The Juba Peace Agreement then formalized this division rather than resolving it. By negotiating separate framework agreements with Agar’s SPLM-N in January 2020 and with al-Hilu’s faction on a distinct track later that year,  one that al-Hilu did not fully sign onto until 2021 in Juba, and only after extracting the secularism and single-army provisions Agar’s side had resisted,  the transitional government effectively wrote the 2017 schism into the constitutional architecture of the peace process itself. Each faction received its own seats, its own quota, its own institutional foothold. That looked at the time like conflict-sensitive flexibility. In practice it meant the state never had to choose between the two visions of political order the split represented; it accommodated both, indefinitely, at the cost of forcing neither side toward genuine reconciliation with the other. The unresolved question of 2017 was not answered. It was postponed and structurally embedded.
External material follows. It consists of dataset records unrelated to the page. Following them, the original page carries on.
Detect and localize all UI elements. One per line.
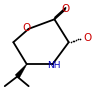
- Text: O: O: [23, 23, 31, 33]
- Text: O: O: [83, 33, 91, 43]
- Text: O: O: [62, 4, 70, 14]
- Text: NH: NH: [47, 61, 60, 70]
- Polygon shape: [15, 64, 27, 78]
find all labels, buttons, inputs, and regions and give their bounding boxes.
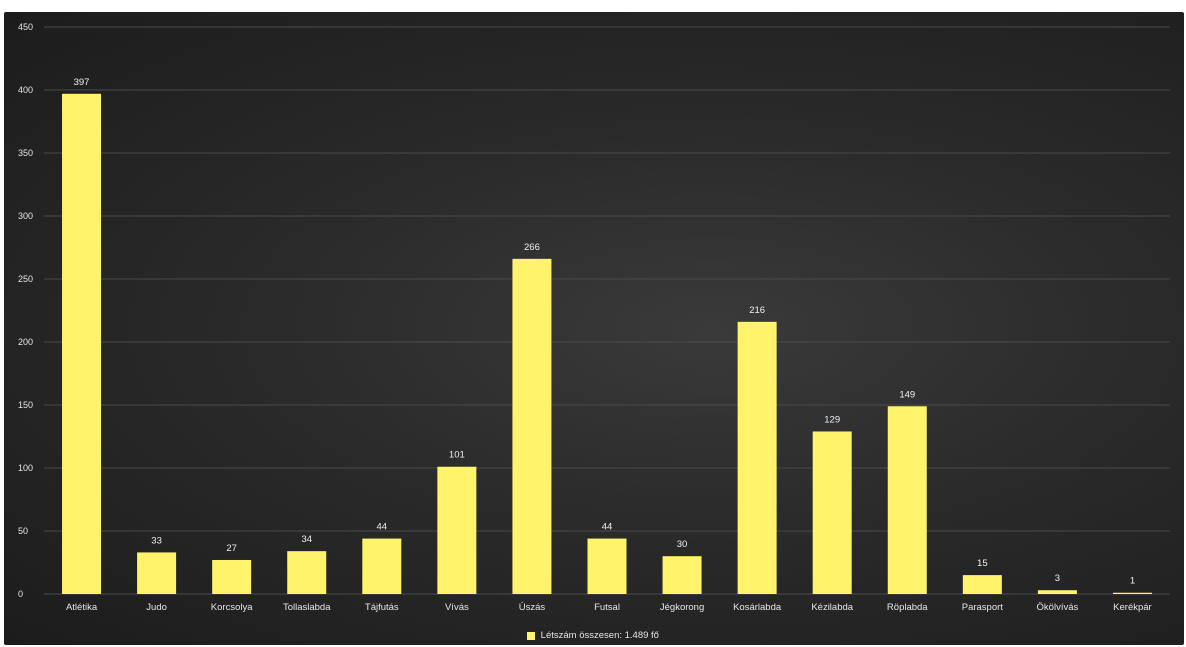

That embedding is what makes the current war alignment legible rather than surprising. When the SAF-RSF war broke out in April 2023, Agar’s faction had already been absorbed into the Sovereignty Council under Burhan, giving it an institutional stake in the SAF-led state; al-Hilu’s faction, still outside the settled order and still carrying the unresolved secularism demand, calculated that an SAF victory would entrench the same Islamist-inflected military establishment his movement had fought since the 1980s, and aligned with the RSF instead. There is a tendency to treat this as an opportunistic wartime choice. It reads more coherently as the final expression of a divergence that was locked in place by 2017 and then hardened by every subsequent institutional decision that followed from it,  the AU’s differential treatment of the two factions, the FFC’s failure to integrate al-Hilu’s bloc, and Juba’s decision to formalize parallel tracks rather than force a common one.
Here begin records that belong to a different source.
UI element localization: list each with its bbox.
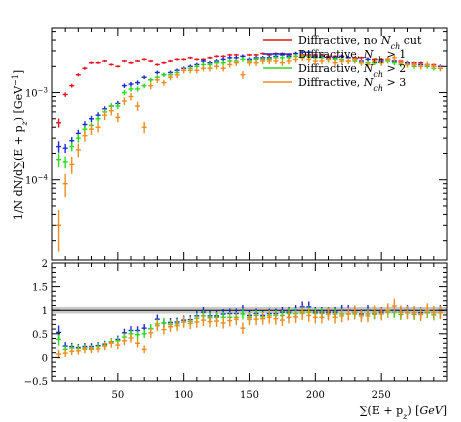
x-tick-label: 50	[111, 390, 124, 401]
legend-label: Diffractive, Nch > 1	[298, 48, 406, 65]
main-series-group	[56, 50, 443, 252]
x-tick-label: 200	[306, 390, 325, 401]
main-y-tick-label: 10−4	[25, 174, 49, 187]
ratio-y-tick-label: 1.5	[32, 283, 48, 294]
ratio-series-3-markers	[56, 298, 443, 359]
main-panel: 10−3 10−4 1/N dN/d∑(E + pz) [GeV−1] Diffr…	[11, 27, 448, 261]
main-y-tick-label: 10−3	[25, 87, 48, 100]
ratio-y-tick-label: 0	[42, 353, 48, 364]
ratio-axis-ticks	[52, 262, 447, 382]
ratio-y-tick-label: 0.5	[32, 330, 48, 341]
ratio-y-tick-label: 2	[42, 259, 48, 270]
legend-label: Diffractive, Nch > 2	[298, 62, 406, 79]
x-tick-label: 100	[174, 390, 193, 401]
y-axis-label: 1/N dN/d∑(E + pz) [GeV−1]	[11, 70, 29, 220]
ratio-y-tick-label: −0.5	[24, 377, 48, 388]
series-4-markers	[56, 54, 443, 252]
ratio-series-group	[56, 298, 443, 359]
x-tick-label: 150	[240, 390, 259, 401]
ratio-y-tick-label: 1	[42, 306, 48, 317]
legend-label: Diffractive, no Nch cut	[298, 34, 422, 51]
x-tick-label: 250	[372, 390, 391, 401]
main-axis-ticks	[52, 28, 447, 260]
legend-label: Diffractive, Nch > 3	[298, 76, 406, 93]
main-y-tick-labels: 10−3 10−4	[25, 87, 49, 187]
x-axis-label: ∑(E + pz) [GeV]	[360, 404, 447, 421]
This is the context in which Agar’s outreach through Addis Ababa has to be judged, and it is why the odds against it are structural rather than merely circumstantial. A reconciliation confined to security arrangements, a ceasefire in Blue Nile, a battlefield understanding to ease pressure on the SAF’s southern flank would replicate the same error the 2019-2021 transition made: treating a constitutional disagreement as a security problem solvable through accommodation rather than resolution. Al-Hilu has given no indication that his baseline demand has moved; if anything, his alliance with the RSF under the Tasis charter’s explicit secular-federal language suggests he now judges his position stronger than at any point since 2017, not weaker. Agar, for his part, has no mandate from Burhan’s Sovereignty Council to concede the secularism question, since doing so would fracture the SAF’s own Islamist-aligned support base. Ethiopian mediation can produce a meeting. It cannot manufacture the concession that both 2019 and Juba avoided making.

The lesson for whoever mediates Sudan’s next comprehensive settlement, whether the AU, IGAD, or Ethiopia, is not procedural, but political. The SPLM-N split should be treated as a diagnostic, not a footnote. Parallel-track peace processes that allow rival factions to each claim partial legitimacy do not neutralize fragmentation; they institutionalize it. Sudan’s 2019–2021 experience demonstrates that such arrangements do not resolve conflict, but relocate it to the next crisis.

Any renewed al-Hilu–Agar dialogue that is not explicitly anchored to a single, binding settlement on secularism and the constitutional status of the Two Areas will not move Sudan toward political consolidation. It will reproduce the same deferral that has already once translated into war. At this stage, repetition would not be a failure of implementation, but a failure of design.